Tuesday, 31 December 2019

Black Christmas

This year’s Black Christmas is the second remake of the original film from 1974. Where the 1974 original film used the slasher blueprint effectivly, long before John Carpenter’s Halloween, the 2006 remake was pretty forgettable and generic slasher flick. The 2019 is a different beast, it tries to step away from the generic slasher and bring in a more modern take by dealing with topical themes of sexism, assault and female empowerment. 


I was looking forward to this, but the film is colossally disappointing. Whilst I felt that some aspects of the PTSD from the sexual assault is interesting, but the majority of the films ‘wokeness’ (I hate using the word) feels as though it was written by a right-wing blogger whose aim was to satirise the “snowflake” generation. It painful obnoxiousness takes so much away from what would have been a potentially interesting take on the pressures put on women in a collage environment. I buy the idea that a white, rich young man has the privilege to get away with crimes but the film’s nauseating dialogue and heavy-handed take on the important issues at hand feel cheap and lacking in sincerity. 

For a film about female empowerment, relationships and everyday issues (from the minor to the major) the relationships between the “sisters” are pretty boring. Individually, the performances are fine, but together they have no real chemistry. They don’t feel like a group of real friends, more a collection of actors who haven’t really been given the time to build a rapport together. In the leading role is Imogen Poots who works wonders with the poor script bringing a level empathy to her character and the terrible position she is in.
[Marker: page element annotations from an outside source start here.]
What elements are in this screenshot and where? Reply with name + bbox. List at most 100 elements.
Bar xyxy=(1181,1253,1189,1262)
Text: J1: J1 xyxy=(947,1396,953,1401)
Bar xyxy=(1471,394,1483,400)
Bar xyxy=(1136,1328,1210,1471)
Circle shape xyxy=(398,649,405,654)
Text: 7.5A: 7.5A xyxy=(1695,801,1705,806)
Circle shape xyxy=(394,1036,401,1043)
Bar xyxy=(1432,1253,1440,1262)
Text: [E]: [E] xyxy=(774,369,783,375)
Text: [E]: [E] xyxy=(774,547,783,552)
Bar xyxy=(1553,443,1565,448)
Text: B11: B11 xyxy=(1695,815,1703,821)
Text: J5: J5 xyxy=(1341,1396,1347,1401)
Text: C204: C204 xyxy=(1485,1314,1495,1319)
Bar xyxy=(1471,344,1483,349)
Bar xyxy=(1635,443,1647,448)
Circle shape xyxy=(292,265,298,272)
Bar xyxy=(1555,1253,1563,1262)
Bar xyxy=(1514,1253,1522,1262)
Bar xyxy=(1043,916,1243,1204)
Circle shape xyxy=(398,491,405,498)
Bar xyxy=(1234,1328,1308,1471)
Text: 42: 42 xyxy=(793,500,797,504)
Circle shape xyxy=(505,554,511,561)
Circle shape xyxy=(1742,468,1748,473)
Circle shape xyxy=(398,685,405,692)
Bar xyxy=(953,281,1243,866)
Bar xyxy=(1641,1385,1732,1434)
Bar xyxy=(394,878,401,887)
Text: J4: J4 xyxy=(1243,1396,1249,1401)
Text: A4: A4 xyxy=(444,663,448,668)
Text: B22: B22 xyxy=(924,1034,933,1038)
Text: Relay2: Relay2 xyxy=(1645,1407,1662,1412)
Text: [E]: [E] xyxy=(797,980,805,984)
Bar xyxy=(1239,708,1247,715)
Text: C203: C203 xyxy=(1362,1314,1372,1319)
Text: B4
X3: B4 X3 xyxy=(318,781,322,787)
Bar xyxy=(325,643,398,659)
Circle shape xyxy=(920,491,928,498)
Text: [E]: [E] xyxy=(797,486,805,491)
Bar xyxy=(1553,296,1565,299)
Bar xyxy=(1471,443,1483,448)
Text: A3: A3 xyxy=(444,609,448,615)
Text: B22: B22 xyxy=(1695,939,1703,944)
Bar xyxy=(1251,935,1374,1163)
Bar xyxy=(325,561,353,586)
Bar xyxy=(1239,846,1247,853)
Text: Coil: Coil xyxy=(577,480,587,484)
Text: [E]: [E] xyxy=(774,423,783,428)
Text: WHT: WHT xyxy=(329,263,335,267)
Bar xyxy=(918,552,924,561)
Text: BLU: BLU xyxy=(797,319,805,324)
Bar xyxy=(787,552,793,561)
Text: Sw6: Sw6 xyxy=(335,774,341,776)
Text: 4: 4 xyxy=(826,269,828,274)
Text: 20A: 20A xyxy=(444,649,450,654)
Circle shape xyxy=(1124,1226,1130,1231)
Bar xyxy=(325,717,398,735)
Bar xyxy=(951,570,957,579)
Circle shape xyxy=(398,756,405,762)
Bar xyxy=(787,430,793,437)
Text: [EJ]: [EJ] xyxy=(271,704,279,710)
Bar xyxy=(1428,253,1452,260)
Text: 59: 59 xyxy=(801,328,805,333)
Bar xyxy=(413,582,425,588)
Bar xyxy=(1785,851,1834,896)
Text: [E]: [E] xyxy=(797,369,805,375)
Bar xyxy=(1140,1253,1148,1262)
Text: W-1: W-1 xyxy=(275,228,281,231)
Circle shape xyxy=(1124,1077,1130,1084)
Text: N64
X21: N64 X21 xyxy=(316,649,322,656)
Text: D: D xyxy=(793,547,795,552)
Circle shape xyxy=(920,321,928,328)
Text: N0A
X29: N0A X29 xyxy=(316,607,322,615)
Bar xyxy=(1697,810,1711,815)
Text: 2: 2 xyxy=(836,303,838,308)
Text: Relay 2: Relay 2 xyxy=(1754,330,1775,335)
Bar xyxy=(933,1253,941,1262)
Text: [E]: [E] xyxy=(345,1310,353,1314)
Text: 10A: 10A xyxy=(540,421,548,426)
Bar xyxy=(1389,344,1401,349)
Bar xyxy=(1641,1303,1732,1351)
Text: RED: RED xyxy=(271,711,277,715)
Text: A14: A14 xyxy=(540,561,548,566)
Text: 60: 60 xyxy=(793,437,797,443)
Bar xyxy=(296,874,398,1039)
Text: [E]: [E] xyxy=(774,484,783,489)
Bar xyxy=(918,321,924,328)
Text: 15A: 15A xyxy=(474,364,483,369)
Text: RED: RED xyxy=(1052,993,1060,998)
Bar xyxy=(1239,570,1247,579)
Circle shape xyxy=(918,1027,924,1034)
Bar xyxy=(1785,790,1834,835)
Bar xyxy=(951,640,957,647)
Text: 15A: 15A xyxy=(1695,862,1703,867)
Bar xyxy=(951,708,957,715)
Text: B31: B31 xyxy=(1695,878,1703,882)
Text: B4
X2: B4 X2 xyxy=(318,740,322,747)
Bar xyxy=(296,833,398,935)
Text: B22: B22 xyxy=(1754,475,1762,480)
Even as a horror film Black Christmas is a failure. A PG-13 movie doesn’t automatically mean that the film is a failure because a rating doesn’t stop you building a creepy, foreboding atmosphere. However, despite the winter setting the atmosphere is certainly not chilling. It’s so lacking in the chill factor that the first murder weapon really should have melted. The kills themselves are bloodless and unimaginative as the sorority girls are picked off one by one by a masked and hooded killer. To the film’s credit there was enough material to warrant a remake, I think it would have been refreshing to bring in 21st century topical themes to the slasher genre but not in a way that is reminiscent of right wing blogger trying to take the piss.